Calexico could face lawsuit from landowner

April 16, 2002|By AARON CLAVERIE, Staff Writer

CALEXICO — This city may face a lawsuit that it can't defend after the City Council did not approve a complicated settlement agreement with Raul Estrada at a special City Council meeting Monday.

According to the agreement rejected by a 2-3 vote, Estrada would have agreed to not sue the city for illegally paving a .74 acre piece of his property behind the Calexico 10 theater complex and he would have brokered a deal with a restaurant and hotel developer looking to build properties on his land just north of the theater.

In addition, Estrada would have donated land to the city so it could build two streets that would be used by patrons of the restaurant and hotel.

In exchange for that donation, the city would have had to pay Estrada no more than $300,000 if he lured up to two hotels and a restaurant to that land. The city also would have had to pay a per-acre fee when Estrada sold small parcels of land he owns that abuts the new streets.

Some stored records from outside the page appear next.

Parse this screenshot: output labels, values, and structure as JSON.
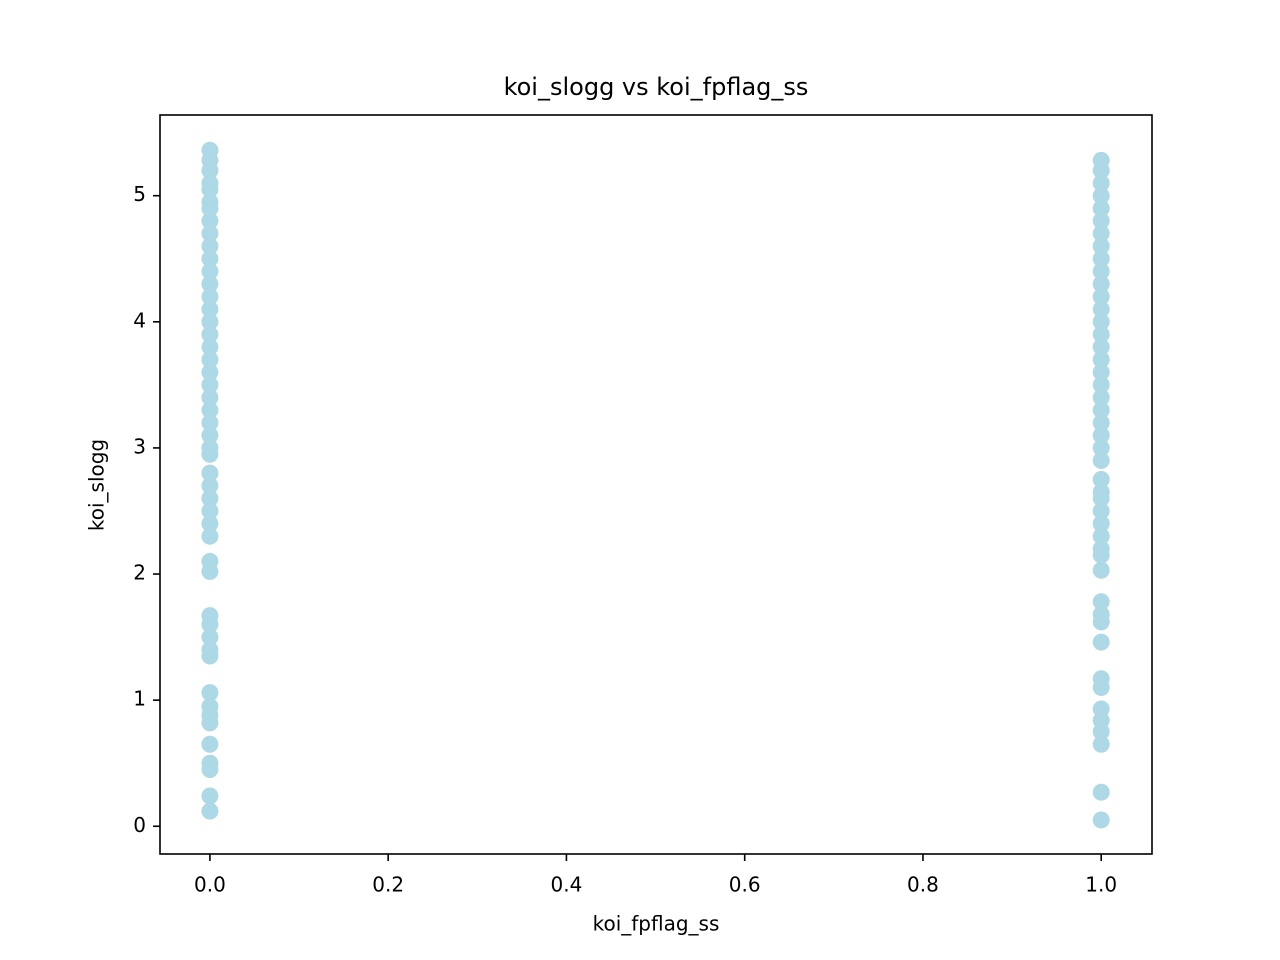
{
  "chart_data": {
    "type": "scatter",
    "title": "koi_slogg vs koi_fpflag_ss",
    "x_label": "koi_fpflag_ss",
    "y_label": "koi_slogg",
    "x": [
      0,
      0,
      0,
      0,
      0,
      0,
      0,
      0,
      0,
      0,
      0,
      0,
      0,
      0,
      0,
      0,
      0,
      0,
      0,
      0,
      0,
      0,
      0,
      0,
      0,
      0,
      0,
      0,
      0,
      0,
      0,
      0,
      0,
      0,
      0,
      0,
      0,
      0,
      0,
      0,
      0,
      0,
      0,
      0,
      0,
      0,
      0,
      0,
      0,
      1,
      1,
      1,
      1,
      1,
      1,
      1,
      1,
      1,
      1,
      1,
      1,
      1,
      1,
      1,
      1,
      1,
      1,
      1,
      1,
      1,
      1,
      1,
      1,
      1,
      1,
      1,
      1,
      1,
      1,
      1,
      1,
      1,
      1,
      1,
      1,
      1,
      1,
      1,
      1,
      1,
      1,
      1,
      1,
      1,
      1
    ],
    "series": [
      {
        "color": "#add8e6",
        "values": [
          5.36,
          5.28,
          5.2,
          5.1,
          5.05,
          4.95,
          4.9,
          4.8,
          4.7,
          4.6,
          4.5,
          4.4,
          4.3,
          4.2,
          4.1,
          4.0,
          3.9,
          3.8,
          3.7,
          3.6,
          3.5,
          3.4,
          3.3,
          3.2,
          3.1,
          3.0,
          2.95,
          2.8,
          2.7,
          2.6,
          2.5,
          2.4,
          2.3,
          2.1,
          2.02,
          1.67,
          1.6,
          1.5,
          1.4,
          1.35,
          1.06,
          0.95,
          0.88,
          0.82,
          0.65,
          0.5,
          0.45,
          0.24,
          0.12,
          5.28,
          5.2,
          5.1,
          5.0,
          4.9,
          4.8,
          4.7,
          4.6,
          4.5,
          4.4,
          4.3,
          4.2,
          4.1,
          4.0,
          3.9,
          3.8,
          3.7,
          3.6,
          3.5,
          3.4,
          3.3,
          3.2,
          3.1,
          3.0,
          2.9,
          2.75,
          2.65,
          2.6,
          2.5,
          2.4,
          2.3,
          2.2,
          2.15,
          2.03,
          1.78,
          1.68,
          1.62,
          1.46,
          1.17,
          1.1,
          0.93,
          0.84,
          0.75,
          0.65,
          0.27,
          0.05
        ]
      }
    ],
    "xlim": [
      -0.056,
      1.057
    ],
    "xticks": [
      {
        "value": 0,
        "label": "0.0"
      },
      0.2,
      0.4,
      0.6,
      0.8,
      {
        "value": 1,
        "label": "1.0"
      }
    ],
    "ylim": [
      -0.22,
      5.64
    ],
    "yticks": [
      0,
      1,
      2,
      3,
      4,
      5
    ]
  }
}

If Estrada sues the city for improving the sliver of property that it did not own, there is little the city could do, according to city officials. Estrada's attorney said that cost to the city if it lost could total around $300,000.

After the meeting, Estrada said he might jack up that potential hit to the city by suing for damages including discrimination.

The agreement the council rejected Monday had been revised after a flurry of last-minute telephone calls and faxes Friday and Monday. City Attorney Michael Rood said it was better than the previous agreement the council did not approve last week.

Mayor Pro Tem John Renison called the deal "convoluted" because it lumped together new litigation issues, old settlement agreements and economic development concerns.

After almost 40 minutes of discussion in closed session, City Councilman Javier Alatorre said the council should table the matter and discuss it at a public hearing. He said if the agreement were "much, much improved" after a week of discussion there would be no reason people shouldn't be allowed to look at the agreement and give some comments.

Alatorre said he didn't have enough time to scrutinize the more complicated aspects of the agreement since it was handed to him just before the meeting.

Heber-area agricultural businessman Steve Scaroni called for a public hearing on the agreement. He said the revised version he read and a short conversation with Estrada's attorney helped him understand what was going on but the public still needed more "time to digest this."

Then, with Estrada's attorney John McClendon of Orange standing at the opposite podium, Scaroni said, "By the way, I overhear that you worked in David McEwen's law firm."

McEwen, of Newport Beach, wrote and revised the agreement the council was considering.

McClendon said he had been an employee at McEwen's law firm in the mid-1990s.

Scaroni said, "Isn't that a conflict of interest?"

McClendon responded, "You could ask an attorney."

"I'm asking you," Scaroni said. "You're an attorney."

Carrillo interrupted and said he didn't think there was any reason to believe the two lawyers wouldn't be able to work on an agreement in a fair and legal manner.

Alatorre said he was "embarrassed." He wanted to know why the council had not been informed of the past relationship between McClendon and McEwen.

Rood said, "I thought I had mentioned that. … We've worked with Mr. McEwen for years. I don't see it as a conflict."

Renison asked McClendon why the settlement and the economic development issues were all "thrown into one agreement."

McClendon said, "I made it real clear that we would not go to even the first step with them (developers) until the city made good on past agreements."

McClendon conceded the agreement was "idiosyncratic" but said it was a great deal that other cities would jump at.

Calexico Hometown Buffet owner Carlton Hargrave said, "This deal should not even be considered by the City Council."

Regarding the possibility the council would pay a per-acre price in addition to the price Estrada received for some of his parcels, Hargrave said, "That's a business transaction between private parties. That's what determines the fair-market value of the property." He also called for a public hearing.

Grijalva said the council needed to take action instead of worrying about "people in the audience."

"You were elected to represent. Represent!" he said.

After Carrillo talked about the possibility of increased revenues for the city if the projects became a reality. Alatorre made a motion to table the matter for a public hearing. He and Montoya voted in favor of the motion and Carrillo, Renison and Grijalva voted against.

Carrillo made a motion to approve the agreement. He and Grijalva voted in favor of the motion and Renison, Alatorre and Montoya voted against.

Renison then made a motion to settle the litigation matters separately from the economic development part of the agreement. Rood discussed this issue with the council in closed session for around 20 minutes and when everyone came back, no action was taken.

McClendon said the restaurant and hotel developer might walk away from the project.

"I'm just a messenger here but I've been told the hotel developer is frustrated beyond belief," he said.

Estrada said he doesn't think the litigation issues can be separated from the development issues.

"How can they be separated when they have made all these mistakes?" he said.